Si un investigador quiere desarrollar medios para destruir a sus semejantes, seguro encontrará apoyo y recursos económicos; aunque no recibirá el mismo respaldo quien realice estudios sobre padecimientos como la malaria o el mal de Chagas (enfermedad parasitaria, común en América Latina), agregó.

Durante su participación en la conferencia Ciencia y guerra, realizada dentro del ciclo “Ciencia, conciencia y café” que organiza la Facultad de Estudios Superiores (FES) Cuautitlán, en la Casa de Francia, indicó que las guerras de ahora no requieren de mucha gente y “dudo mucho que reactiven economí­as”. Quien echa andar un movimiento armado sólo busca un beneficio polí­tico-electoral y, lo más importante, afianzar su dominio, sostuvo.
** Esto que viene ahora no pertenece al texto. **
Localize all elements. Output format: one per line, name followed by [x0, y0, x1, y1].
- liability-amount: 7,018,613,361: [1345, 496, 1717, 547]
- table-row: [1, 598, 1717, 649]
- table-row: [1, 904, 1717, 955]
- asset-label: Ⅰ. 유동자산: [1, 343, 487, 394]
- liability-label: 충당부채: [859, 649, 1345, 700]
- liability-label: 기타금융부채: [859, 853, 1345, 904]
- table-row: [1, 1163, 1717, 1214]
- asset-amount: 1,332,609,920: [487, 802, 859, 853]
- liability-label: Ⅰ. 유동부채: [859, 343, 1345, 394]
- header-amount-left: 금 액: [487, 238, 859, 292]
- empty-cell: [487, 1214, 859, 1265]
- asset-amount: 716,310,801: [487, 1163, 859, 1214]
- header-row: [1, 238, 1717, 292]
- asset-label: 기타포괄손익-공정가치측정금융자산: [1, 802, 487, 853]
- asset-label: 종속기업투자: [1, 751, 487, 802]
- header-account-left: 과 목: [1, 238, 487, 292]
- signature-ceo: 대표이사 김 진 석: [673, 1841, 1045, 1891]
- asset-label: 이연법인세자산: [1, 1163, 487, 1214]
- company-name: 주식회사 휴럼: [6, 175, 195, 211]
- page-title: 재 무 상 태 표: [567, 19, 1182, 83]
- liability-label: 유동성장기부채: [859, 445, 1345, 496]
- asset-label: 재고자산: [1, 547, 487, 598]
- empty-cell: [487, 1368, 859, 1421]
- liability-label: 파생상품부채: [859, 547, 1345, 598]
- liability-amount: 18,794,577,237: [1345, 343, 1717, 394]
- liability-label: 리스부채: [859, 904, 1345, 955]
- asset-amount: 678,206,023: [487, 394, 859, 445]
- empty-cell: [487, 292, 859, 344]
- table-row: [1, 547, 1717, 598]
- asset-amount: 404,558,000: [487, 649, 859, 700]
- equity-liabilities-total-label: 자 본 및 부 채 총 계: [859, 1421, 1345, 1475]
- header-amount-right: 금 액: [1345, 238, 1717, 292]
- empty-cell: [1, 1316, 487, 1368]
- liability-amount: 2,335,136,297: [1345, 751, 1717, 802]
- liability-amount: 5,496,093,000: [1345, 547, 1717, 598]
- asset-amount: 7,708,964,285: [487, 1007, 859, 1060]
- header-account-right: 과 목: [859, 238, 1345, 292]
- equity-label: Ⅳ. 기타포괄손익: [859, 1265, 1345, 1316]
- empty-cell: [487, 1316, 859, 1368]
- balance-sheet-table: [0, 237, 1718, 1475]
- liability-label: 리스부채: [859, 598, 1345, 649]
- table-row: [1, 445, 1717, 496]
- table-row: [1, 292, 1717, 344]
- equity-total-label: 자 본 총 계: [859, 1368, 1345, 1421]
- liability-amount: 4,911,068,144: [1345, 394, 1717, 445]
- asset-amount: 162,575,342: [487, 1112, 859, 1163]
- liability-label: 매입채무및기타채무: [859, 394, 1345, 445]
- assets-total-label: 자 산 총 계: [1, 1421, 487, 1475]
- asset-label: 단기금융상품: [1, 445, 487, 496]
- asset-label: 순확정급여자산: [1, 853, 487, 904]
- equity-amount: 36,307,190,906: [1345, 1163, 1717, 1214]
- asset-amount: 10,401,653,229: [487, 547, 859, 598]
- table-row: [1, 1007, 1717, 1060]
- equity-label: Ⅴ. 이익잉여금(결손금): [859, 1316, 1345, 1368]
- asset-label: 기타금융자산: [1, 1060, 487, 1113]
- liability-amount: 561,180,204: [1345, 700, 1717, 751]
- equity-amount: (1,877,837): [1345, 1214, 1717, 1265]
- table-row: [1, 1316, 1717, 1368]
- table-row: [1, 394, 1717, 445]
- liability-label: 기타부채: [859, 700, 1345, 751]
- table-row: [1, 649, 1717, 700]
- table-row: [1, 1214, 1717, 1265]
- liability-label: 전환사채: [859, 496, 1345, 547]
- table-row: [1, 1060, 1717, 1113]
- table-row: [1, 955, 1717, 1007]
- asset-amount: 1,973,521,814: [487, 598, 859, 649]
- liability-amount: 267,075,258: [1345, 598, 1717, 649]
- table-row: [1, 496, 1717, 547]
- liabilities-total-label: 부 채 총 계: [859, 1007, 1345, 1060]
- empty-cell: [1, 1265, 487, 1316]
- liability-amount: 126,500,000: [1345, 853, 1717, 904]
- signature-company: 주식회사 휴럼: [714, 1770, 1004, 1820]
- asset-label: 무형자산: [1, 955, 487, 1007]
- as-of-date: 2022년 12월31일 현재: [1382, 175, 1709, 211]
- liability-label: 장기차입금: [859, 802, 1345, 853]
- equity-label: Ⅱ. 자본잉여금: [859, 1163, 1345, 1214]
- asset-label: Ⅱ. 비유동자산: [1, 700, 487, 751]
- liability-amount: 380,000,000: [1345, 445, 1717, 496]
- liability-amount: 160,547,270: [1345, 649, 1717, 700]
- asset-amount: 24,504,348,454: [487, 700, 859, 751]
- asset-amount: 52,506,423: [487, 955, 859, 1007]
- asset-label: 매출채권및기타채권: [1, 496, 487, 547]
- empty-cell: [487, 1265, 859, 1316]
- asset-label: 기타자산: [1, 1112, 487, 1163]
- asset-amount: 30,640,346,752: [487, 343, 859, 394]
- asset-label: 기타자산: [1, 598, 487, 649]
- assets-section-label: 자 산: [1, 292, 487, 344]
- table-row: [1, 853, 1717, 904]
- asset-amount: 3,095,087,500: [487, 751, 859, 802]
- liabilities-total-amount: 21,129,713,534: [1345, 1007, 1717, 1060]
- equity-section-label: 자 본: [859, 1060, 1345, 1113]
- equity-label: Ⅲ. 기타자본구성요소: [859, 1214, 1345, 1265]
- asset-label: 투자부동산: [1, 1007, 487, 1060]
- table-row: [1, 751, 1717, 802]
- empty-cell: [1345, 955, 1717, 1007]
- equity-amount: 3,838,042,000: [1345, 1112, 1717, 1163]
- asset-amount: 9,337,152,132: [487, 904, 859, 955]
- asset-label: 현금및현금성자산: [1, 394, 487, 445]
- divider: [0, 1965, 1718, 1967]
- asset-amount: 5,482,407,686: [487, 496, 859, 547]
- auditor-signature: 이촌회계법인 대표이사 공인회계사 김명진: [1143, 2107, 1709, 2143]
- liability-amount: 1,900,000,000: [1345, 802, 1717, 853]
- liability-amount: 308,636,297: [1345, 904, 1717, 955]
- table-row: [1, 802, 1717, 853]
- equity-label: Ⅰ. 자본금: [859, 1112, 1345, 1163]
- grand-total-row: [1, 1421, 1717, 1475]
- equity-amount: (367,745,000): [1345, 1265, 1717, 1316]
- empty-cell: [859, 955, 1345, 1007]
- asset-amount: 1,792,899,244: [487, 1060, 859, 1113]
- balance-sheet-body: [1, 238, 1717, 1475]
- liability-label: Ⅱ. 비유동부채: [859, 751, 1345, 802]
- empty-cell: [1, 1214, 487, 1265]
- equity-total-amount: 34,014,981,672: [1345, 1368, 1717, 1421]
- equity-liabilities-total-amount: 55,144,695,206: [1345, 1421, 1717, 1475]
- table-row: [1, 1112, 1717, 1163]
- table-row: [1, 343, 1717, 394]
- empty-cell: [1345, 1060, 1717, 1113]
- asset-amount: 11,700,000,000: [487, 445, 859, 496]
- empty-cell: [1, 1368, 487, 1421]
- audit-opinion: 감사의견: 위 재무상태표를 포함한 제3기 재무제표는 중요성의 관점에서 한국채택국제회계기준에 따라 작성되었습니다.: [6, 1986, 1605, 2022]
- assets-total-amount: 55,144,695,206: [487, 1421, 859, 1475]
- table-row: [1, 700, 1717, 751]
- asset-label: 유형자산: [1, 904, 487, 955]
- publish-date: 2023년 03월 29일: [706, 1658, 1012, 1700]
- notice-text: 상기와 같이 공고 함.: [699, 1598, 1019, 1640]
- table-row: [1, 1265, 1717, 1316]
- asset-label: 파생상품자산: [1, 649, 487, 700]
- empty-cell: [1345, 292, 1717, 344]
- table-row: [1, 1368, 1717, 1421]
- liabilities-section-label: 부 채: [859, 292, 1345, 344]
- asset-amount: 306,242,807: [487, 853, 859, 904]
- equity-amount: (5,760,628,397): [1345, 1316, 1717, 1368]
Es cierto que los cientí­ficos hacen su esfuerzo, pero también hay una necesidad muy grande de los polí­ticos por mostrar su poderí­o, razón por la cual después de la Segunda Guerra se han creado armas cada vez más poderosas.

Es por ello que los investigadores, apuntó José Antonio de la Peña, director del Instituto de Matemáticas Aplicadas, deben hacer un trabajo polí­tico intenso frente a los gobiernos de los paí­ses para convencerlos de no aumentar la carrera armamentista y para mostrar a la opinión pública los peligros de usar la ciencia de manera inadecuada o destructiva.

Consideró que “sólo la presión pública puede hacer que los gobiernos reaccionen”. Sin embargo, ésta será una carrera perdida mientras sólo se responda a intereses económicos.

Afirmó que fue durante la Segunda Guerra Mundial, con el uso de la bomba atómica, cuando cambió la percepción de los gobiernos sobre el uso y control de la ciencia.

Aunque en aquellos dí­as, la posición de muchos cientí­ficos fue la de intervenir en el esfuerzo de la guerra porque se trataba de una lucha contra el militarismo de los nazis, aclaró.

En este contexto, subrayó, la lí­nea moral que divide lo bueno de lo malo en cuestiones bélicas es siempre muy difí­cil de tratar, porque en ciencia no se puede decir “no hagas esto porque podrí­a tener implicaciones peligrosas; de todos modos, si no lo hace un cientí­fico, lo hará otro”, concluyó.